On n'avait clairement pas besoin qu'un bout de papier nous rappelle l'instabilité de notre situation. La réalité était suffisamment déprimante comme ça. En onze ans, nous avions connu vingt-deux villes. Vingt-deux déménagements décidés du jour au lendemain par nos parents. Ces derniers nous entraînaient sur la route prétextant que la carrière professionnelle de notre père exigeait ce maigre sacrifice. Pourtant, mon frère et moi connaissions la véritable raison de ces incessants déménagements. J'étais cette raison...

— À quoi ça te sert d'ailleurs ? m'enquis-je pour tenter d'oublier la cause de ces va-et-vient qui bouleversaient notre quotidien.

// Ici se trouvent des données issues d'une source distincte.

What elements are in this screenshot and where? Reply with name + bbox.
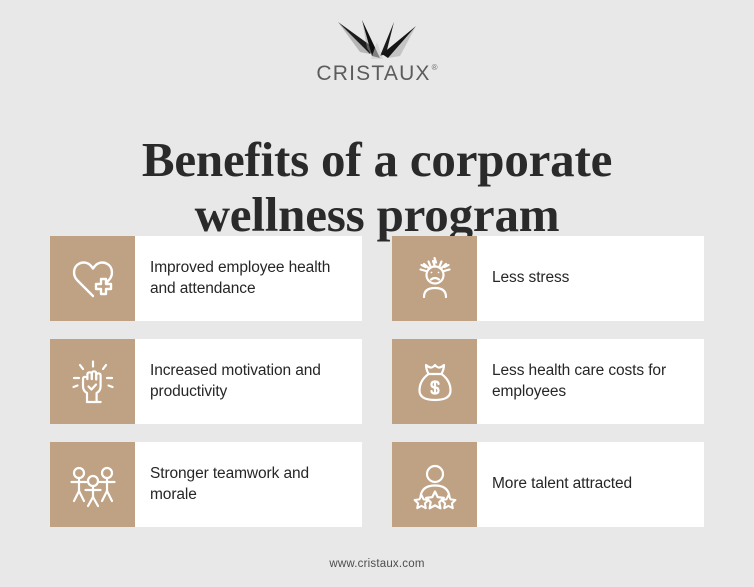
benefit-label: More talent attracted — [492, 474, 632, 495]
benefit-icon-tile — [392, 339, 477, 424]
benefit-card: Less health care costs for employees — [392, 339, 704, 424]
three-people-icon — [68, 460, 118, 510]
benefit-label: Increased motivation and productivity — [150, 361, 348, 402]
benefits-grid: Improved employee health and attendance — [50, 236, 704, 527]
infographic-poster: CRISTAUX ® Benefits of a corporate welln… — [0, 0, 754, 587]
benefit-text-panel: Improved employee health and attendance — [135, 236, 362, 321]
footer-website-url[interactable]: www.cristaux.com — [0, 558, 754, 570]
money-bag-icon — [410, 357, 460, 407]
page-title-line-2: wellness program — [0, 188, 754, 243]
benefit-text-panel: Less stress — [477, 236, 704, 321]
person-with-stars-icon — [410, 460, 460, 510]
raised-fist-icon — [68, 357, 118, 407]
brand-logo: CRISTAUX ® — [0, 18, 754, 84]
brand-wordmark: CRISTAUX ® — [316, 63, 437, 84]
benefit-card: Increased motivation and productivity — [50, 339, 362, 424]
benefit-label: Less stress — [492, 268, 569, 289]
benefit-card: Less stress — [392, 236, 704, 321]
crown-icon — [330, 18, 424, 62]
page-title: Benefits of a corporate wellness program — [0, 133, 754, 243]
benefit-text-panel: Stronger teamwork and morale — [135, 442, 362, 527]
benefit-icon-tile — [392, 236, 477, 321]
registered-trademark-symbol: ® — [432, 64, 438, 72]
benefit-label: Stronger teamwork and morale — [150, 464, 348, 505]
benefit-icon-tile — [392, 442, 477, 527]
page-title-line-1: Benefits of a corporate — [0, 133, 754, 188]
benefit-text-panel: Increased motivation and productivity — [135, 339, 362, 424]
benefit-icon-tile — [50, 236, 135, 321]
benefit-text-panel: Less health care costs for employees — [477, 339, 704, 424]
benefit-label: Less health care costs for employees — [492, 361, 690, 402]
heart-medical-cross-icon — [68, 254, 118, 304]
benefit-card: More talent attracted — [392, 442, 704, 527]
benefit-icon-tile — [50, 339, 135, 424]
stressed-person-icon — [410, 254, 460, 304]
brand-name: CRISTAUX — [316, 63, 430, 84]
benefit-card: Improved employee health and attendance — [50, 236, 362, 321]
benefit-icon-tile — [50, 442, 135, 527]
benefit-label: Improved employee health and attendance — [150, 258, 348, 299]
benefit-text-panel: More talent attracted — [477, 442, 704, 527]
benefit-card: Stronger teamwork and morale — [50, 442, 362, 527]
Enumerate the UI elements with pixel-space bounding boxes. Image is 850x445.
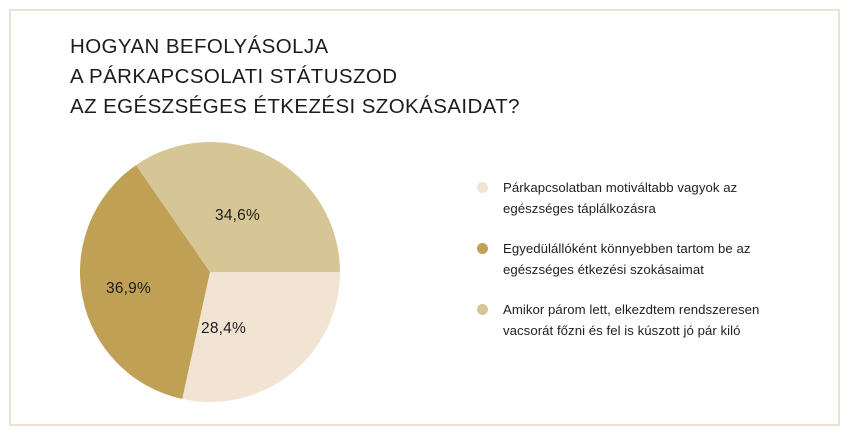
legend-color-dot-icon	[477, 304, 488, 315]
legend-color-dot-icon	[477, 182, 488, 193]
pie-chart-svg	[80, 142, 340, 402]
infographic-canvas: HOGYAN BEFOLYÁSOLJA A PÁRKAPCSOLATI STÁT…	[0, 0, 850, 445]
title-line-2: A PÁRKAPCSOLATI STÁTUSZOD	[70, 62, 590, 92]
pie-slice-label-0: 28,4%	[201, 320, 246, 338]
page-title: HOGYAN BEFOLYÁSOLJA A PÁRKAPCSOLATI STÁT…	[70, 32, 590, 122]
title-line-3: AZ EGÉSZSÉGES ÉTKEZÉSI SZOKÁSAIDAT?	[70, 92, 590, 122]
title-line-1: HOGYAN BEFOLYÁSOLJA	[70, 32, 590, 62]
legend-item-label: Amikor párom lett, elkezdtem rendszerese…	[503, 300, 798, 341]
legend-color-dot-icon	[477, 243, 488, 254]
legend-item[interactable]: Párkapcsolatban motiváltabb vagyok az eg…	[477, 178, 807, 219]
legend-item[interactable]: Amikor párom lett, elkezdtem rendszerese…	[477, 300, 807, 341]
legend-item-label: Egyedülállóként könnyebben tartom be az …	[503, 239, 798, 280]
chart-legend: Párkapcsolatban motiváltabb vagyok az eg…	[477, 178, 807, 361]
legend-item[interactable]: Egyedülállóként könnyebben tartom be az …	[477, 239, 807, 280]
legend-item-label: Párkapcsolatban motiváltabb vagyok az eg…	[503, 178, 798, 219]
pie-chart	[80, 142, 340, 402]
pie-slice-label-2: 34,6%	[215, 207, 260, 225]
pie-slice-label-1: 36,9%	[106, 280, 151, 298]
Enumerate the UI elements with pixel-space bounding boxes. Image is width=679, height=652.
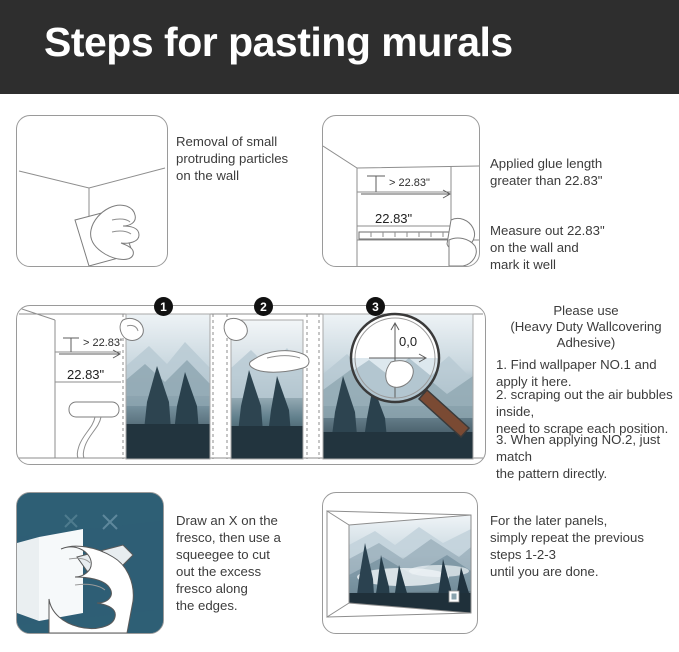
step2-measure-label: 22.83" (375, 211, 413, 226)
step3-measure-label: 22.83" (67, 367, 105, 382)
step3-item-2: 2. scraping out the air bubbles inside, … (496, 386, 679, 437)
wall-corner-wipe-icon (17, 116, 167, 266)
step1-caption: Removal of small protruding particles on… (176, 133, 326, 184)
header-bar: Steps for pasting murals (0, 0, 679, 94)
step4-illustration-panel (16, 492, 164, 634)
step3-item-1: 1. Find wallpaper NO.1 and apply it here… (496, 356, 679, 390)
step-badge-3: 3 (366, 297, 385, 316)
step2-caption-a: Applied glue length greater than 22.83" (490, 155, 670, 189)
step1-illustration-panel (16, 115, 168, 267)
step5-illustration-panel (322, 492, 478, 634)
step-badge-1: 1 (154, 297, 173, 316)
wall-panels-roller-magnifier-icon: > 22.83" 22.83" (17, 306, 485, 464)
step-badge-2: 2 (254, 297, 273, 316)
step3-heading-line1: Please use (553, 303, 618, 318)
hand-squeegee-cut-x-icon (17, 493, 163, 633)
step3-heading-line2: (Heavy Duty Wallcovering Adhesive) (510, 319, 661, 350)
step5-caption: For the later panels, simply repeat the … (490, 512, 679, 580)
magnifier-origin-label: 0,0 (399, 334, 417, 349)
step2-gt-label: > 22.83" (389, 177, 430, 189)
step4-caption: Draw an X on the fresco, then use a sque… (176, 512, 336, 614)
step3-heading: Please use(Heavy Duty Wallcovering Adhes… (496, 303, 676, 351)
finished-room-mural-icon (323, 493, 477, 633)
step3-gt-label: > 22.83" (83, 337, 124, 349)
step3-item-3: 3. When applying NO.2, just match the pa… (496, 431, 679, 482)
wall-measure-mark-icon: > 22.83" 22.83" (323, 116, 479, 266)
step3-illustration-panel: > 22.83" 22.83" (16, 305, 486, 465)
page-title: Steps for pasting murals (44, 19, 513, 66)
step2-caption-b: Measure out 22.83" on the wall and mark … (490, 222, 670, 273)
step2-illustration-panel: > 22.83" 22.83" (322, 115, 480, 267)
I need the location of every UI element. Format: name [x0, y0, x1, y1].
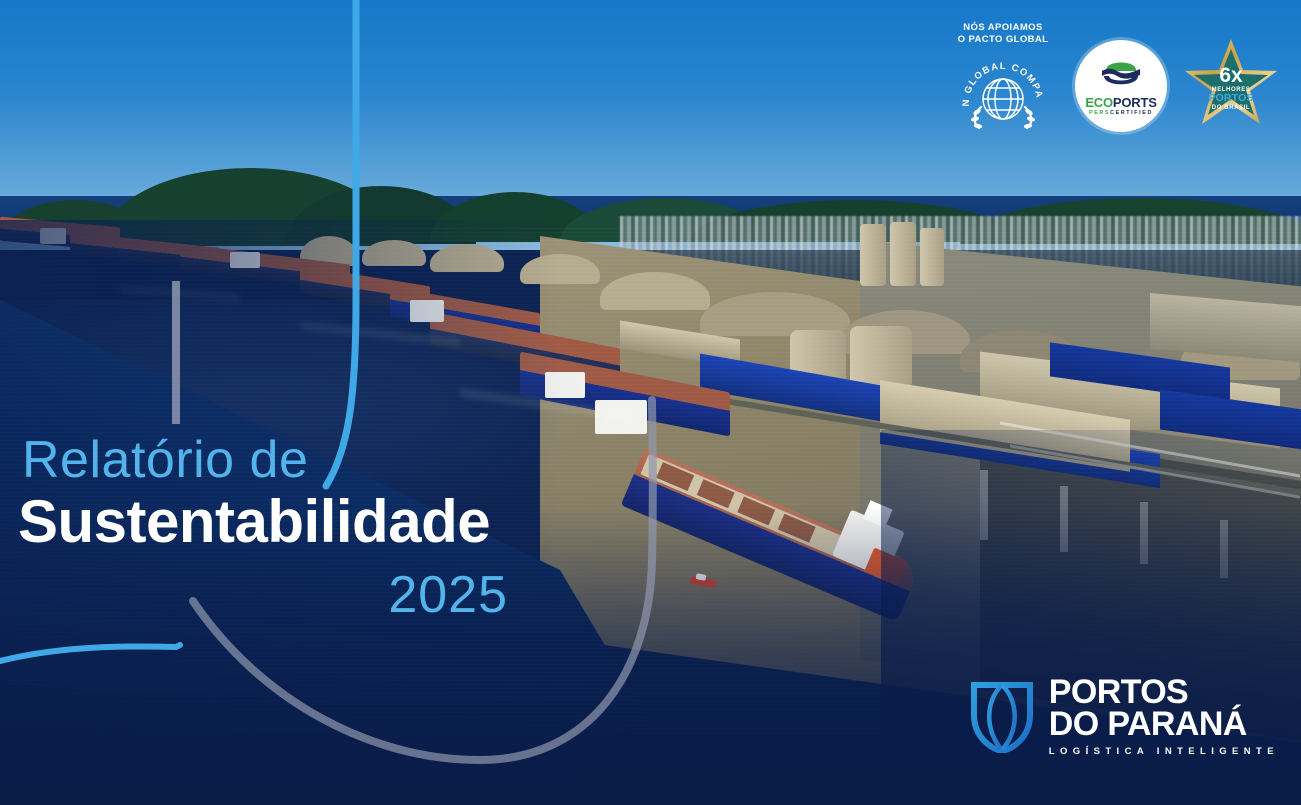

Tout en parlant, je m'étirai. Mes muscles firent aussitôt la grimace. Bordel, dormir recroquevillée contre la portière de la voiture était une vraie torture ! Mes jambes, raides d'être restées immobiles pendant des heures, me lançaient et ma nuque me faisait un mal de chien. Je détestai vraiment les voyages en voiture...

— Ça me servira un jour.

Tout en s'affairant sur sa carte, je vis Gabriel esquisser un étrange sourire. Je compris immédiatement à quoi servait cette carte. Elle avait pour but de l'aider à se rappeler quelles villes nous avaient chassés et humiliés. Elle allait lui servir dans la quelconque vengeance qu'il prévoyait dans l'avenir.